コロナ禍で企業は大きな打撃を受けてさぞ倒産件数は増えたのではと思えたが結果は5980件と1964年に次ぐ低水準だった様だ。その様子が日経web版に載っていたので抜粋してご紹介したい。
企業の倒産が歴史的に少なくなっている。東京商工リサーチが8日発表した2021年度の倒産件数は5980件で、1964年度の4931件に次ぐ57年ぶりの低水準だった。新型コロナウイルス禍に対応した資金繰り支援策で、返済能力が低い会社の倒産まで抑え込んだ側面が大きい。原材料高などが懸念材料で、倒産が一転して増える可能性はある。
倒産は新型コロナの打撃が大きかった業種も含め全般的に減っている。飲食業の倒産件数は22%減の612件、宿泊業は44%減の71件だった。運輸業は7%増の244件と2年ぶりに前年度を上回ったものの、低水準に抑えられている。
倒産が減ったのは政府主導の資金繰り支援によるところが大きい。新型コロナで売り上げが減った企業に実質無利子・無担保で融資する「ゼロゼロ融資」の実行額は20年から21年末までで約42兆円にのぼった。金融機関も返済猶予(リスケ)に積極的に応じて、倒産を食い止めてきた。
もっとも、先行きについて東京商工リサーチは「企業倒産は夏場にかけて底打ちから緩やかな増勢をたどる可能性が高い」と指摘する。

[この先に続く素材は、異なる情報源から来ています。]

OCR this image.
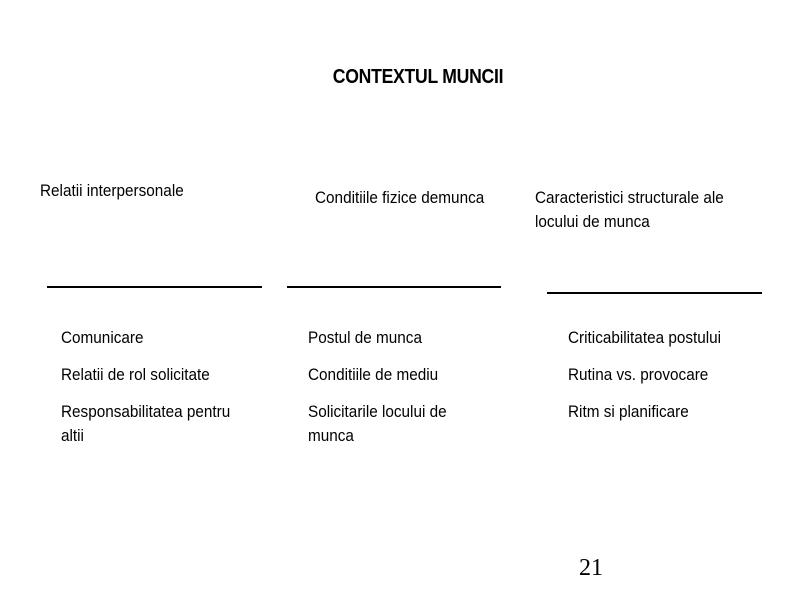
CONTEXTUL MUNCII
Relatii interpersonale
Comunicare
Relatii de rol solicitate
Responsabilitatea pentru altii
Conditiile fizice demunca
Postul de munca
Conditiile de mediu
Solicitarile locului de munca
Caracteristici structurale ale locului de munca
Criticabilitatea postului
Rutina vs. provocare
Ritm si planificare
21
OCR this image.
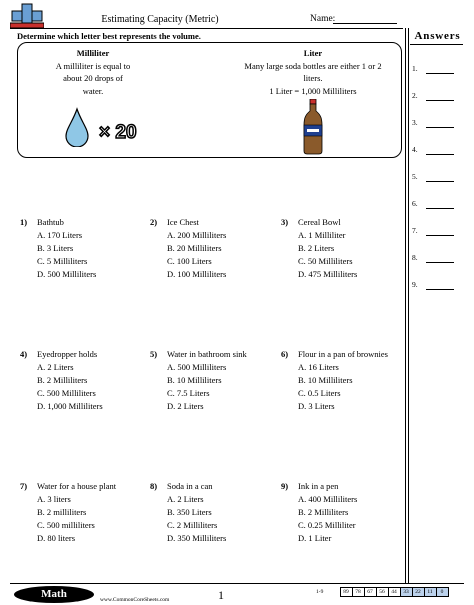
Estimating Capacity (Metric)	Name:
Determine which letter best represents the volume.
Milliliter
A milliliter is equal to
about 20 drops of
water.
× 20
Liter
Many large soda bottles are either 1 or 2
liters.
1 Liter = 1,000 Milliliters
Answers
1.
2.
3.
4.
5.
6.
7.
8.
9.
1) Bathtub
A. 170 Liters
B. 3 Liters
C. 5 Milliliters
D. 500 Milliliters
2) Ice Chest
A. 200 Milliliters
B. 20 Milliliters
C. 100 Liters
D. 100 Milliliters
3) Cereal Bowl
A. 1 Milliliter
B. 2 Liters
C. 50 Milliliters
D. 475 Milliliters
4) Eyedropper holds
A. 2 Liters
B. 2 Milliliters
C. 500 Milliliters
D. 1,000 Milliliters
5) Water in bathroom sink
A. 500 Milliliters
B. 10 Milliliters
C. 7.5 Liters
D. 2 Liters
6) Flour in a pan of brownies
A. 16 Liters
B. 10 Milliliters
C. 0.5 Liters
D. 3 Liters
7) Water for a house plant
A. 3 liters
B. 2 milliliters
C. 500 milliliters
D. 80 liters
8) Soda in a can
A. 2 Liters
B. 350 Liters
C. 2 Milliliters
D. 350 Milliliters
9) Ink in a pen
A. 400 Milliliters
B. 2 Milliliters
C. 0.25 Milliliter
D. 1 Liter
Math	www.CommonCoreSheets.com	1	1-9	89	78	67	56	44	33	22	11	0
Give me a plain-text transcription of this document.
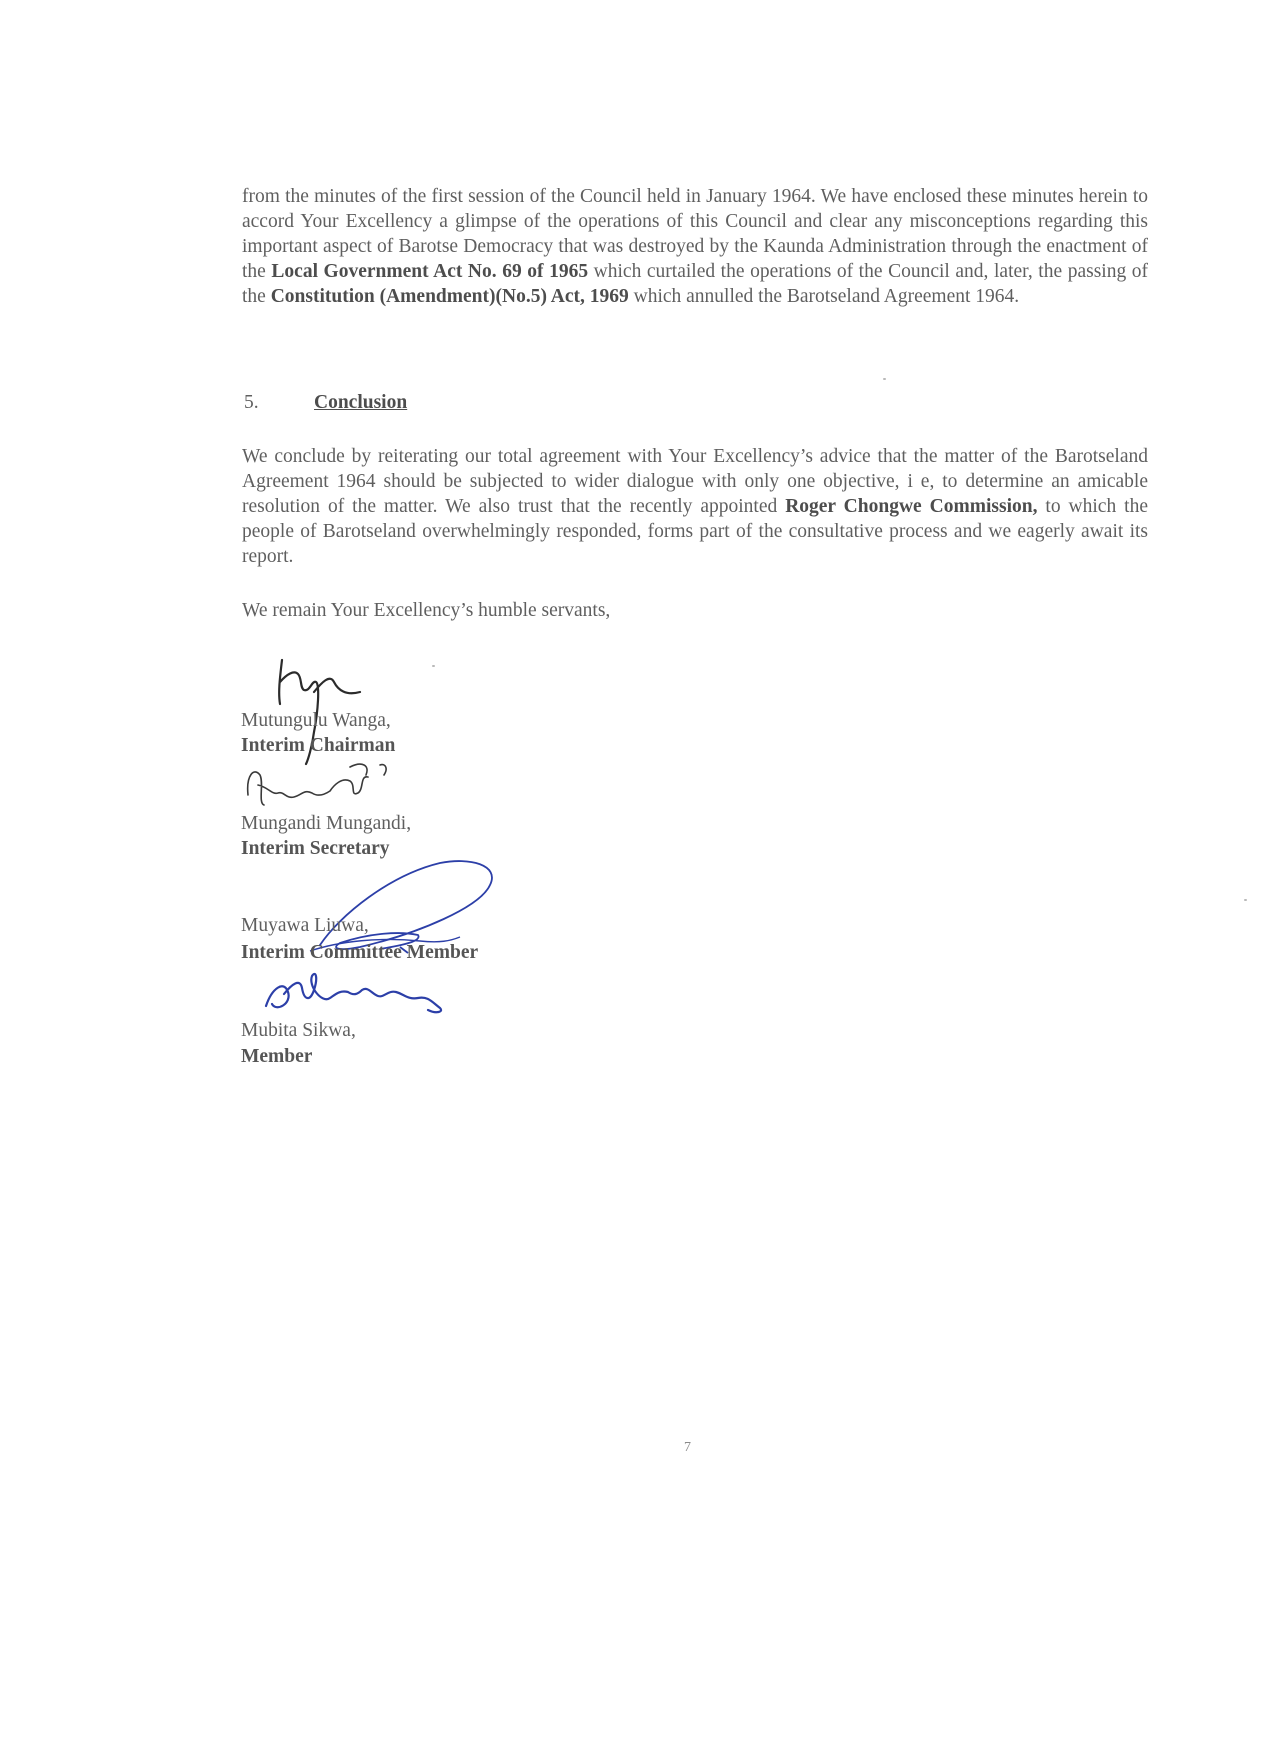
from the minutes of the first session of the Council held in January 1964. We have enclosed these minutes herein to accord Your Excellency a glimpse of the operations of this Council and clear any misconceptions regarding this important aspect of Barotse Democracy that was destroyed by the Kaunda Administration through the enactment of the Local Government Act No. 69 of 1965 which curtailed the operations of the Council and, later, the passing of the Constitution (Amendment)(No.5) Act, 1969 which annulled the Barotseland Agreement 1964.

5.	Conclusion

We conclude by reiterating our total agreement with Your Excellency’s advice that the matter of the Barotseland Agreement 1964 should be subjected to wider dialogue with only one objective, i e, to determine an amicable resolution of the matter. We also trust that the recently appointed Roger Chongwe Commission, to which the people of Barotseland overwhelmingly responded, forms part of the consultative process and we eagerly await its report.

We remain Your Excellency’s humble servants,
Mutungulu Wanga,
Interim Chairman
Mungandi Mungandi,
Interim Secretary
Muyawa Liuwa,
Interim Committee Member
Mubita Sikwa,
Member
7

懸念材料の一つに、借入金の返済がある。ゼロゼロ融資の元本据え置き期間は1~2年が多いとされ、今春ごろから返済が本格化しているもようだ。前倒しで返済に取り組む企業がある半面、業績改善が遅れている企業も多く、元本返済が資金繰りを圧迫しかねない。
急速に進んだ円安や、それに伴うエネルギーや原材料の価格高騰も経営に悪影響を及ぼす。ロシアによるウクライナ侵攻に伴う小麦や原油、天然ガスなどの供給不足も懸念される。帝国データバンクが3月に全国2万4000社へ実施したアンケート調査によると、ウクライナ情勢が自社にマイナスの影響があるとの回答が50%を占めた。
中小企業の資金繰りを支えてきたゼロゼロ融資の申請期限は変異ウイルスの拡大を受けて3月末から6月に延長された。困っている中小企業は存在するが、同時に数々の補助金が出ていることもあり「一口に中小企業と、くくりにくい状況になっている」(金融庁幹部)。

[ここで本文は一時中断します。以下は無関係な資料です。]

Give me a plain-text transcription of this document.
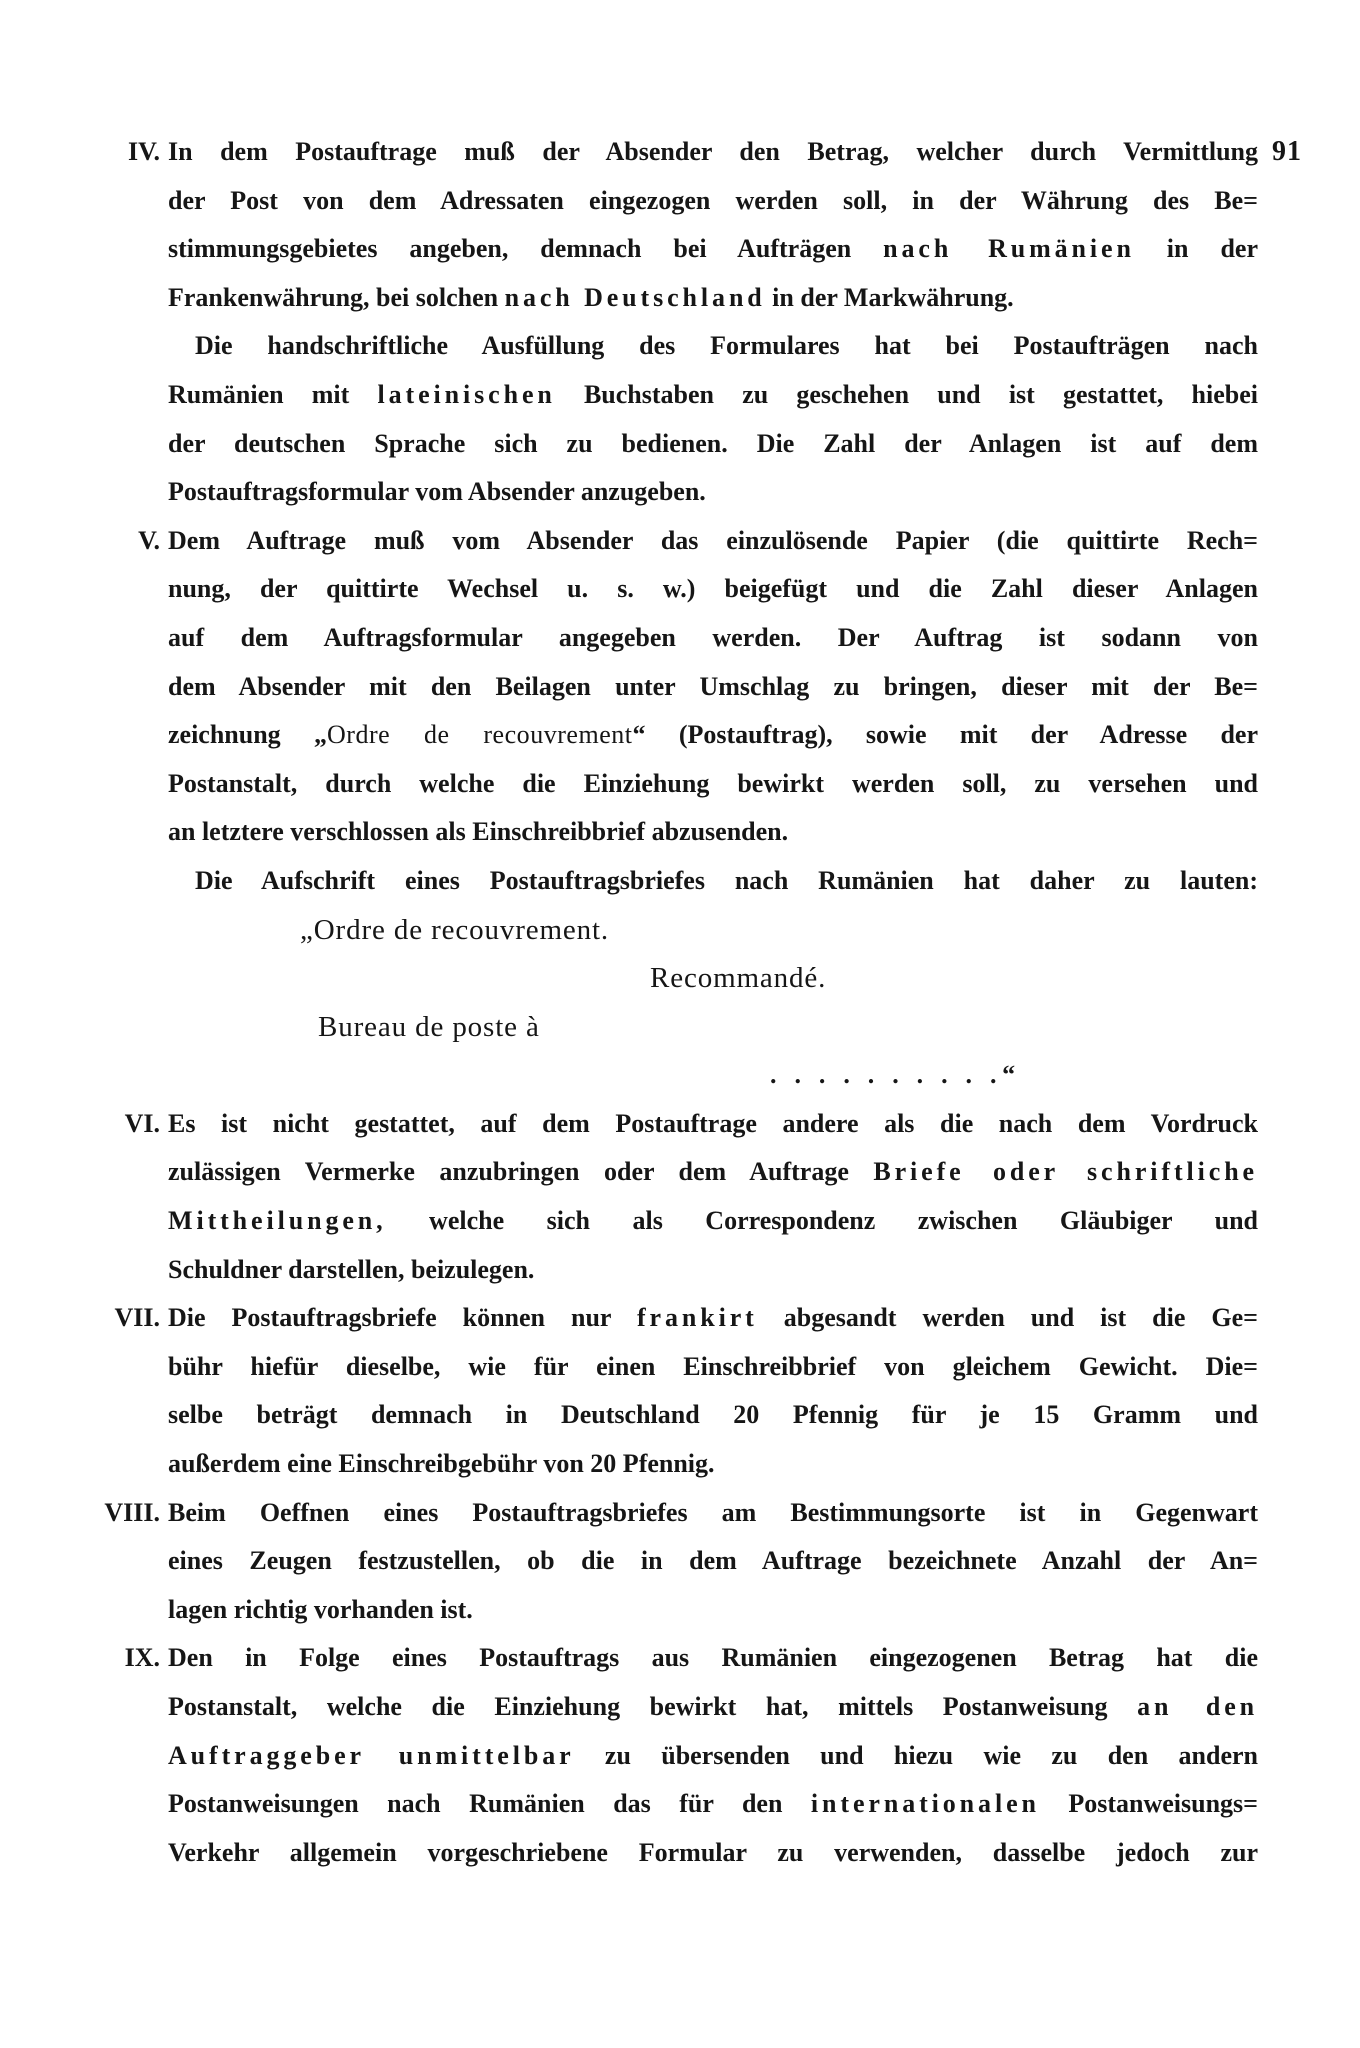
91
IV. In dem Postauftrage muß der Absender den Betrag, welcher durch Vermittlung
der Post von dem Adressaten eingezogen werden soll, in der Währung des Be=
stimmungsgebietes angeben, demnach bei Aufträgen nach Rumänien in der
Frankenwährung, bei solchen nach Deutschland in der Markwährung.
Die handschriftliche Ausfüllung des Formulares hat bei Postaufträgen nach
Rumänien mit lateinischen Buchstaben zu geschehen und ist gestattet, hiebei
der deutschen Sprache sich zu bedienen. Die Zahl der Anlagen ist auf dem
Postauftragsformular vom Absender anzugeben.
V. Dem Auftrage muß vom Absender das einzulösende Papier (die quittirte Rech=
nung, der quittirte Wechsel u. s. w.) beigefügt und die Zahl dieser Anlagen
auf dem Auftragsformular angegeben werden. Der Auftrag ist sodann von
dem Absender mit den Beilagen unter Umschlag zu bringen, dieser mit der Be=
zeichnung „Ordre de recouvrement“ (Postauftrag), sowie mit der Adresse der
Postanstalt, durch welche die Einziehung bewirkt werden soll, zu versehen und
an letztere verschlossen als Einschreibbrief abzusenden.
Die Aufschrift eines Postauftragsbriefes nach Rumänien hat daher zu lauten:
„Ordre de recouvrement.
Recommandé.
Bureau de poste à
. . . . . . . . . .“
VI. Es ist nicht gestattet, auf dem Postauftrage andere als die nach dem Vordruck
zulässigen Vermerke anzubringen oder dem Auftrage Briefe oder schriftliche
Mittheilungen, welche sich als Correspondenz zwischen Gläubiger und
Schuldner darstellen, beizulegen.
VII. Die Postauftragsbriefe können nur frankirt abgesandt werden und ist die Ge=
bühr hiefür dieselbe, wie für einen Einschreibbrief von gleichem Gewicht. Die=
selbe beträgt demnach in Deutschland 20 Pfennig für je 15 Gramm und
außerdem eine Einschreibgebühr von 20 Pfennig.
VIII. Beim Oeffnen eines Postauftragsbriefes am Bestimmungsorte ist in Gegenwart
eines Zeugen festzustellen, ob die in dem Auftrage bezeichnete Anzahl der An=
lagen richtig vorhanden ist.
IX. Den in Folge eines Postauftrags aus Rumänien eingezogenen Betrag hat die
Postanstalt, welche die Einziehung bewirkt hat, mittels Postanweisung an den
Auftraggeber unmittelbar zu übersenden und hiezu wie zu den andern
Postanweisungen nach Rumänien das für den internationalen Postanweisungs=
Verkehr allgemein vorgeschriebene Formular zu verwenden, dasselbe jedoch zur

実際に足元では倒産増加の兆候が出始めている。東京商工リサーチの集計では、3月単月の倒産件数は593件と前年同月比6%減ったものの、このうち新型コロナの影響で倒産した「コロナ関連倒産」は205件で、20年の集計開始以来、初めて200件を超えた。

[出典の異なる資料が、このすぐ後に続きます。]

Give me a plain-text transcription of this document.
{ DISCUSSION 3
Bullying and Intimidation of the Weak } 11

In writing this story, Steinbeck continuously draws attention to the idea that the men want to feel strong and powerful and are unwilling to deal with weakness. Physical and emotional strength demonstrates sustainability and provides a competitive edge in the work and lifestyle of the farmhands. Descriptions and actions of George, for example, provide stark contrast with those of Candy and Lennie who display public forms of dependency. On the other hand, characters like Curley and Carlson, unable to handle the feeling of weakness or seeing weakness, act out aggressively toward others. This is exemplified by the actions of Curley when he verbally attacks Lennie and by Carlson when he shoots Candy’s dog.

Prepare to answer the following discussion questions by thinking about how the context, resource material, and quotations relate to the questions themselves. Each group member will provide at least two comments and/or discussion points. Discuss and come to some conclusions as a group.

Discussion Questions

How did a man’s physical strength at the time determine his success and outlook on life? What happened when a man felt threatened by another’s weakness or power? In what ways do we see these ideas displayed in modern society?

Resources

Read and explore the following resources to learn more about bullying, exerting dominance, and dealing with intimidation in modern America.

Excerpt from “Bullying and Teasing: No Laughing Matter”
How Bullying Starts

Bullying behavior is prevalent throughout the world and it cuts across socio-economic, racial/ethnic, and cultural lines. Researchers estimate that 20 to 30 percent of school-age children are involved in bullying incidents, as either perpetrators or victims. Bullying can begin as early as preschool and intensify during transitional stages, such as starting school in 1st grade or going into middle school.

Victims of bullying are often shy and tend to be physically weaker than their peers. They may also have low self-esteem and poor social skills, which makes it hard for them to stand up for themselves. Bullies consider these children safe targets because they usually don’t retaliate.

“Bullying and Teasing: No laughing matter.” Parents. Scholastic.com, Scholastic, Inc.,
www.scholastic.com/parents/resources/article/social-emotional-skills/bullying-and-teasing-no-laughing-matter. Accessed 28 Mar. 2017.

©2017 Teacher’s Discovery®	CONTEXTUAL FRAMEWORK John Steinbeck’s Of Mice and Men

ゼロゼロ融資は中小の負担を減らす利点がある一方、金融による規律が働かなくなり「事業者側の経営に緩みが生じる」との懸念がくすぶる。経済的混乱を避けながら、スムーズに負債圧縮や事業再生に取り組めるかが今後の焦点となる。
コロナ禍での企業支援施策が今後にどう影響をするのか注視して行きたい。